I'm trying to type a method which remaps object's keys by a given map. For example:
> remapKeys({key1: "xxx", key2: "yyy"}, {key1: "newKey"})
{ newKey: 'xxx', key2: 'yyy' }
However, I'm running into an issue when I try to make this method return a strongly-typed object. My current attempts looks like this:
type MappedKeys<T extends { [key: string]: any }, M extends { [K in keyof Partial<T>]: string }> =
| Omit<T, keyof M>
| { [P in keyof T & keyof M as M[P]]: T[P] };
function remapKeys<T extends { [key: string]: any }, M extends { [K in keyof Partial<T>]: string }>(
obj: T,
mappings: M,
): MappedKeys<T, M>;
The idea here is that we try to make a union of two types:
- subset of original properties that are not specified in
mappingsobject - new type created from the intersection of
objandmappingsproperties
This doesn't work, however, because for some reason the implicit type of the returned value is an object with keys of type string, not 'newKey' | 'key2'.

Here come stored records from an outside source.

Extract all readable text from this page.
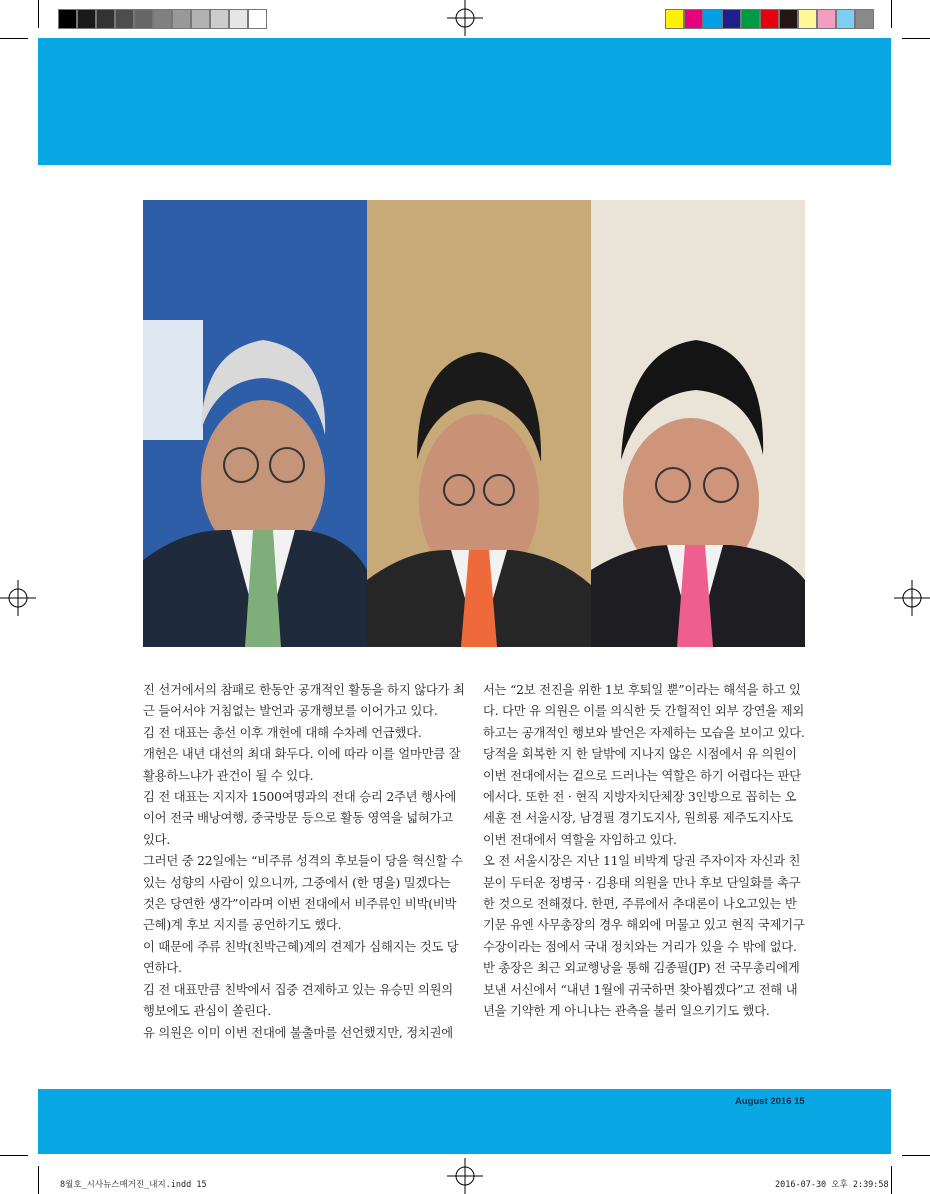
진 선거에서의 참패로 한동안 공개적인 활동을 하지 않다가 최근 들어서야 거침없는 발언과 공개행보를 이어가고 있다.

김 전 대표는 총선 이후 개헌에 대해 수차례 언급했다.

개헌은 내년 대선의 최대 화두다. 이에 따라 이를 얼마만큼 잘 활용하느냐가 관건이 될 수 있다.

김 전 대표는 지지자 1500여명과의 전대 승리 2주년 행사에 이어 전국 배낭여행, 중국방문 등으로 활동 영역을 넓혀가고 있다.

그러던 중 22일에는 “비주류 성격의 후보들이 당을 혁신할 수 있는 성향의 사람이 있으니까, 그중에서 (한 명을) 밀겠다는 것은 당연한 생각”이라며 이번 전대에서 비주류인 비박(비박근혜)계 후보 지지를 공언하기도 했다.

이 때문에 주류 친박(친박근혜)계의 견제가 심해지는 것도 당연하다.

김 전 대표만큼 친박에서 집중 견제하고 있는 유승민 의원의 행보에도 관심이 쏠린다.

유 의원은 이미 이번 전대에 불출마를 선언했지만, 정치권에

서는 “2보 전진을 위한 1보 후퇴일 뿐”이라는 해석을 하고 있다. 다만 유 의원은 이를 의식한 듯 간헐적인 외부 강연을 제외하고는 공개적인 행보와 발언은 자제하는 모습을 보이고 있다.

당적을 회복한 지 한 달밖에 지나지 않은 시점에서 유 의원이 이번 전대에서는 겉으로 드러나는 역할은 하기 어렵다는 판단에서다. 또한 전 · 현직 지방자치단체장 3인방으로 꼽히는 오세훈 전 서울시장, 남경필 경기도지사, 원희룡 제주도지사도 이번 전대에서 역할을 자임하고 있다.

오 전 서울시장은 지난 11일 비박계 당권 주자이자 자신과 친분이 두터운 정병국 · 김용태 의원을 만나 후보 단일화를 촉구한 것으로 전해졌다. 한편, 주류에서 추대론이 나오고있는 반기문 유엔 사무총장의 경우 해외에 머물고 있고 현직 국제기구 수장이라는 점에서 국내 정치와는 거리가 있을 수 밖에 없다.

반 총장은 최근 외교행낭을 통해 김종필(JP) 전 국무총리에게 보낸 서신에서 “내년 1월에 귀국하면 찾아뵙겠다”고 전해 내년을 기약한 게 아니냐는 관측을 불러 일으키기도 했다.

August 2016 15
8월호_시사뉴스매거진_내지.indd 15	2016-07-30 오후 2:39:58
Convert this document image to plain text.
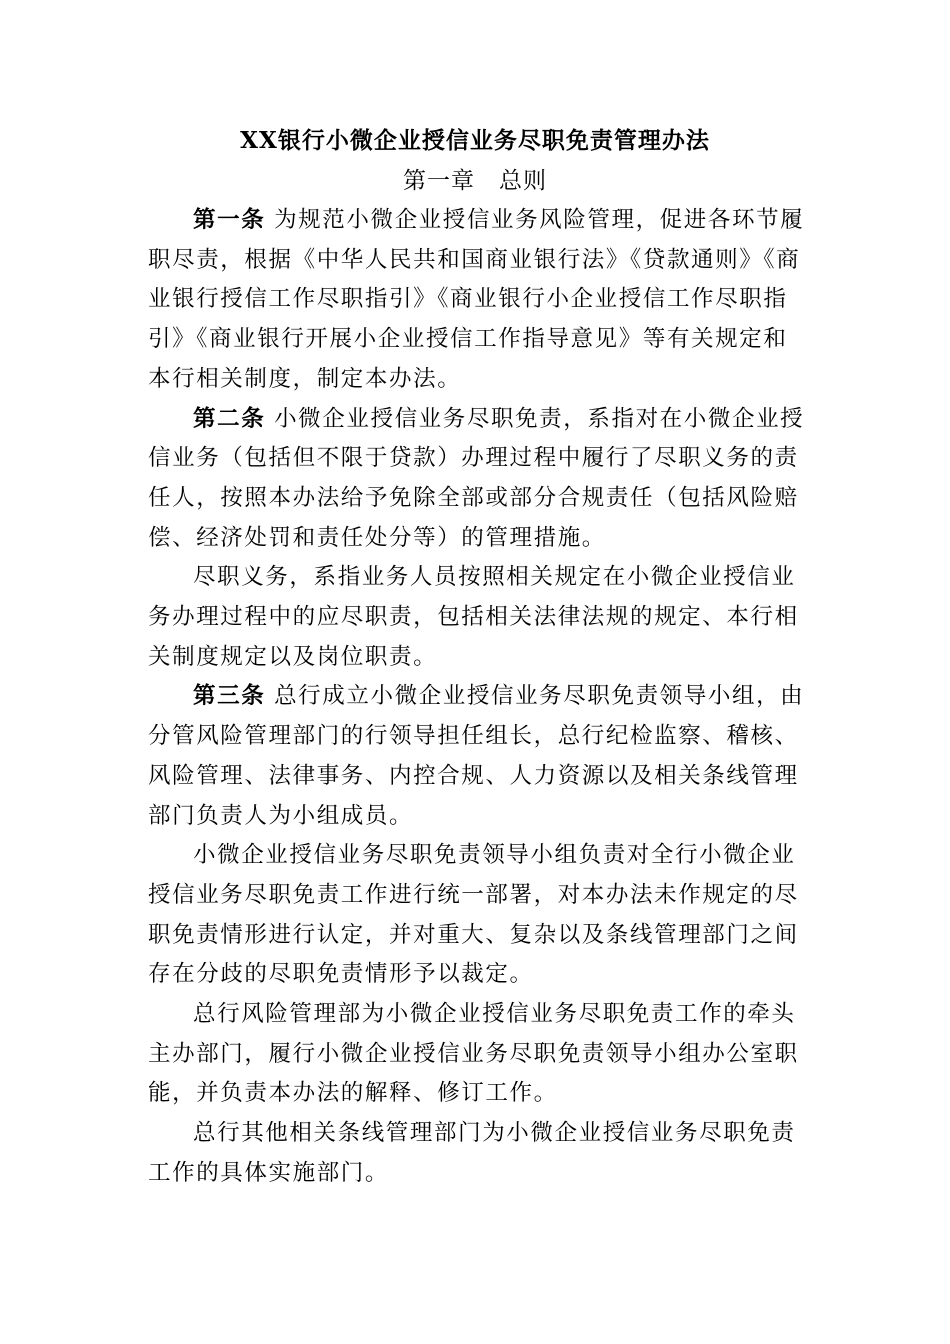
XX银行小微企业授信业务尽职免责管理办法
第一章　总则

第一条 为规范小微企业授信业务风险管理，促进各环节履职尽责，根据《中华人民共和国商业银行法》《贷款通则》《商业银行授信工作尽职指引》《商业银行小企业授信工作尽职指引》《商业银行开展小企业授信工作指导意见》等有关规定和本行相关制度，制定本办法。

第二条 小微企业授信业务尽职免责，系指对在小微企业授信业务（包括但不限于贷款）办理过程中履行了尽职义务的责任人，按照本办法给予免除全部或部分合规责任（包括风险赔偿、经济处罚和责任处分等）的管理措施。

尽职义务，系指业务人员按照相关规定在小微企业授信业务办理过程中的应尽职责，包括相关法律法规的规定、本行相关制度规定以及岗位职责。

第三条 总行成立小微企业授信业务尽职免责领导小组，由分管风险管理部门的行领导担任组长，总行纪检监察、稽核、风险管理、法律事务、内控合规、人力资源以及相关条线管理部门负责人为小组成员。

小微企业授信业务尽职免责领导小组负责对全行小微企业授信业务尽职免责工作进行统一部署，对本办法未作规定的尽职免责情形进行认定，并对重大、复杂以及条线管理部门之间存在分歧的尽职免责情形予以裁定。

总行风险管理部为小微企业授信业务尽职免责工作的牵头主办部门，履行小微企业授信业务尽职免责领导小组办公室职能，并负责本办法的解释、修订工作。

总行其他相关条线管理部门为小微企业授信业务尽职免责工作的具体实施部门。
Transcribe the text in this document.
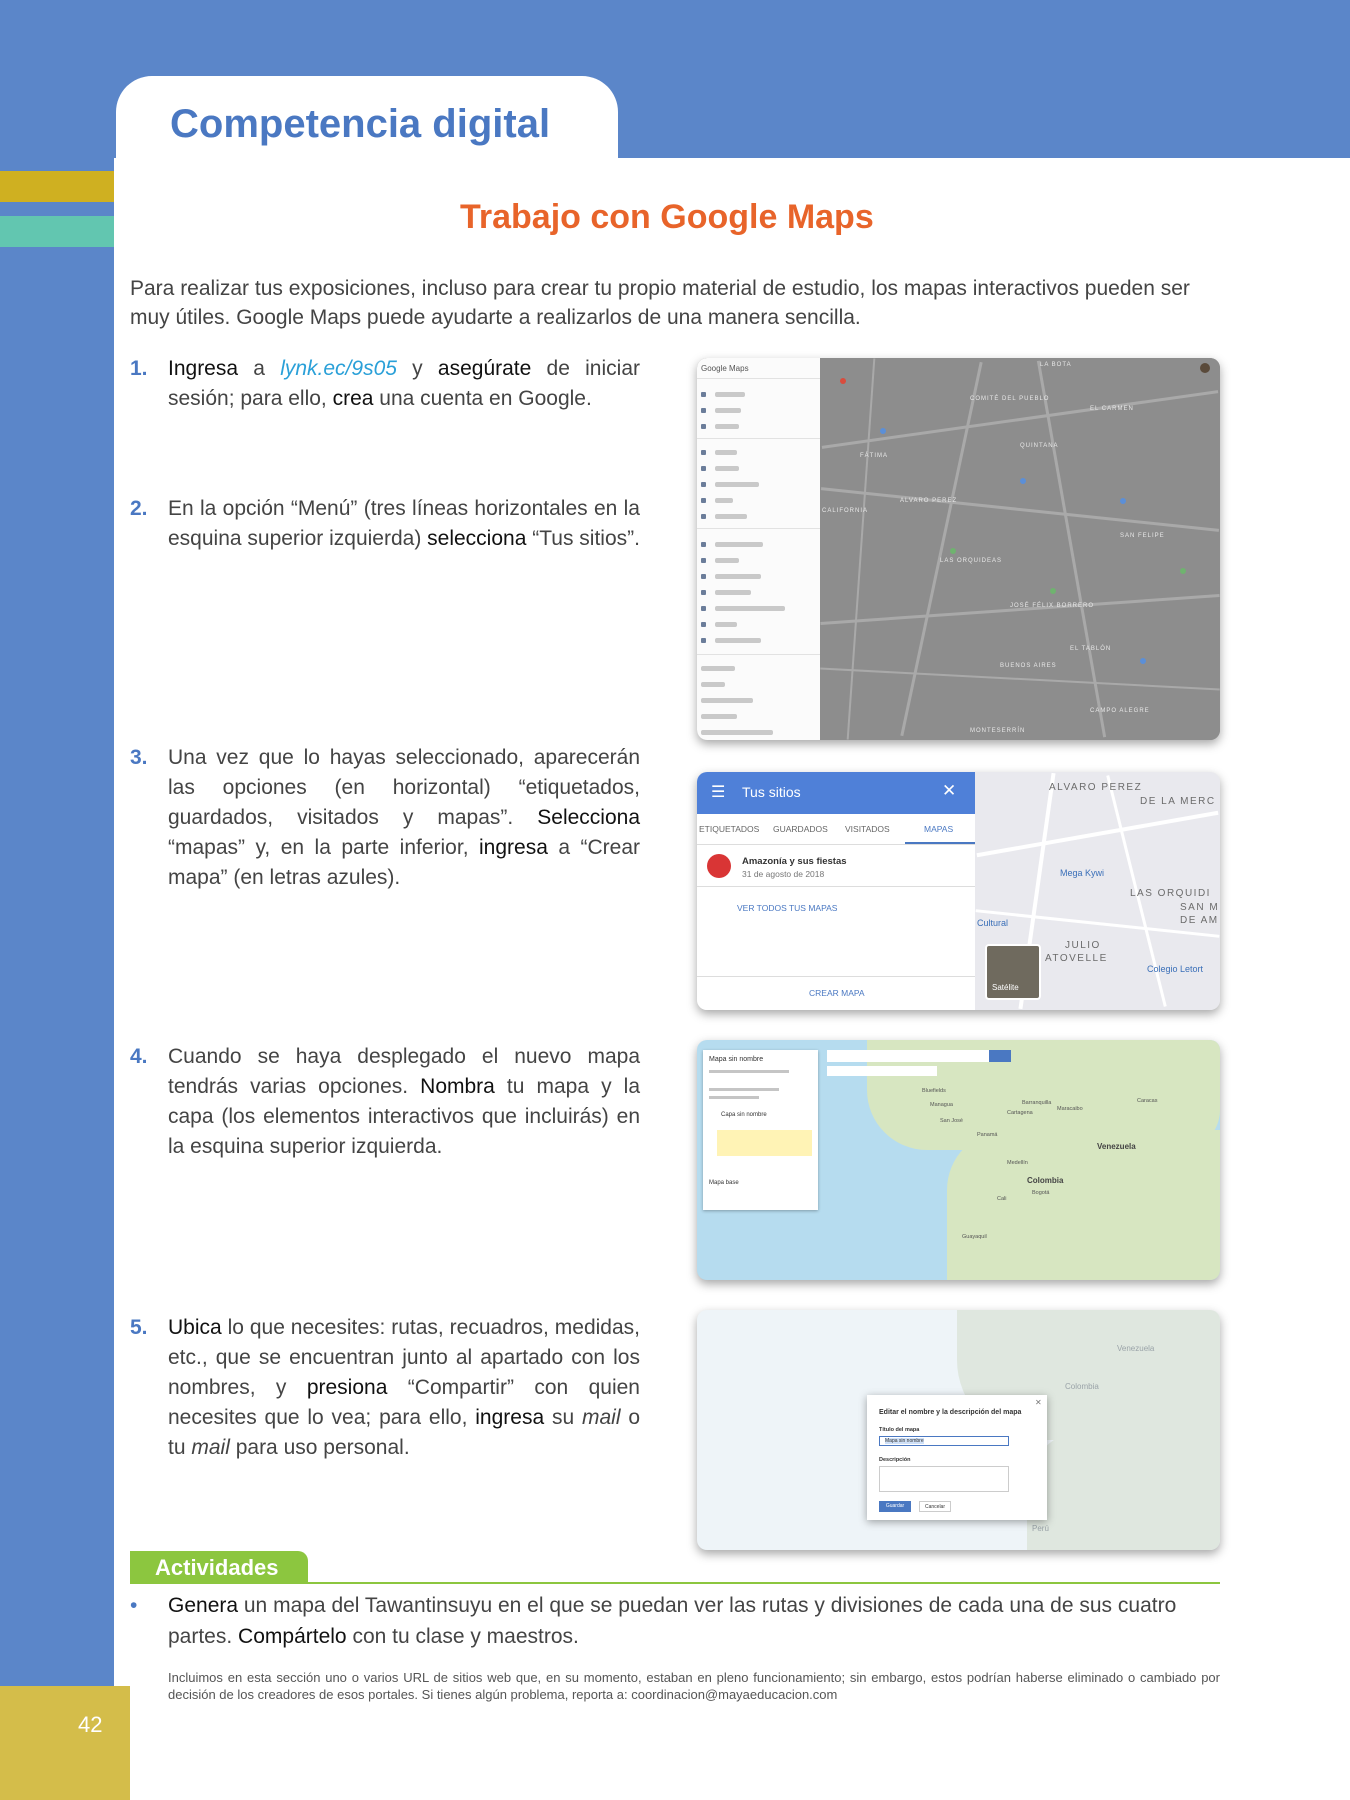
42
Competencia digital
Trabajo con Google Maps

Para realizar tus exposiciones, incluso para crear tu propio material de estudio, los mapas interactivos pueden ser muy útiles. Google Maps puede ayudarte a realizarlos de una manera sencilla.

1. Ingresa a lynk.ec/9s05 y asegúrate de iniciar sesión; para ello, crea una cuenta en Google.
2. En la opción “Menú” (tres líneas horizontales en la esquina superior izquierda) selecciona “Tus sitios”.
3. Una vez que lo hayas seleccionado, aparecerán las opciones (en horizontal) “etiquetados, guardados, visitados y mapas”. Selecciona “mapas” y, en la parte inferior, ingresa a “Crear mapa” (en letras azules).
4. Cuando se haya desplegado el nuevo mapa tendrás varias opciones. Nombra tu mapa y la capa (los elementos interactivos que incluirás) en la esquina superior izquierda.
5. Ubica lo que necesites: rutas, recuadros, medidas, etc., que se encuentran junto al apartado con los nombres, y presiona “Compartir” con quien necesites que lo vea; para ello, ingresa su mail o tu mail para uso personal.
Google Maps	LA BOTA
COMITÉ DEL PUEBLO
EL CARMEN
QUINTANA
FÁTIMA
CALIFORNIA
ALVARO PEREZ
LAS ORQUIDEAS
SAN FELIPE
JOSÉ FÉLIX BORRERO
EL TABLÓN
BUENOS AIRES
CAMPO ALEGRE
MONTESERRÍN
☰ Tus sitios	✕
ETIQUETADOS GUARDADOS VISITADOS	MAPAS
Amazonía y sus fiestas
31 de agosto de 2018
VER TODOS TUS MAPAS
CREAR MAPA
ALVARO PEREZ
DE LA MERC
LAS ORQUIDI
SAN M
DE AM
JULIO
ATOVELLE
Mega Kywi
Colegio Letort
Cultural
Satélite
Mapa sin nombre
Capa sin nombre
Mapa base
Venezuela
Colombia
Bluefields
Managua
San José
Panamá
Medellín
Bogotá
Cali
Barranquilla
Cartagena
Caracas
Maracaibo
Guayaquil
Venezuela
Colombia
Perú
✕
Editar el nombre y la descripción del mapa
Título del mapa
Mapa sin nombre
Descripción
Guardar	Cancelar
Actividades
• Genera un mapa del Tawantinsuyu en el que se puedan ver las rutas y divisiones de cada una de sus cuatro partes. Compártelo con tu clase y maestros.

Incluimos en esta sección uno o varios URL de sitios web que, en su momento, estaban en pleno funcionamiento; sin embargo, estos podrían haberse eliminado o cambiado por decisión de los creadores de esos portales. Si tienes algún problema, reporta a: coordinacion@mayaeducacion.com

Link to TypeScript playground.
CodePudding user response:
You need an intersection (&), not a union (|):
type MappedKeys<T extends { [key: string]: any }, M extends { [K in keyof Partial<T>]: string }> =
(Omit<T, keyof M> & { [P in keyof T & keyof M as M[P]]: T[P] }) extends infer O ? { [K in keyof O]: O[K] } : never;
Also, for extra flair, I have added extends infer O ? ... to simplify the type so you don't get the ugly Omit<...> & { ... } in tooltips. It'll always be a simple object now ({ ... }).
Here's the function now:
declare function remapKeys<T extends { [key: string]: any }, M extends { [K in keyof Partial<T>]: string }>(
obj: Narrow<T>,
mappings: Narrow<M>,
): MappedKeys<T, M>;
I've used this Narrow utility type so we don't need to use as const:
type Narrow<T> =
| (T extends infer U ? U : never)
| Extract<T, number | string | boolean | bigint | symbol | null | undefined | []>
| ([T] extends [[]] ? [] : { [K in keyof T]: Narrow<T[K]> });
Otherwise, the second parameter will get inferred as { key1: string } and then we can't remap keys.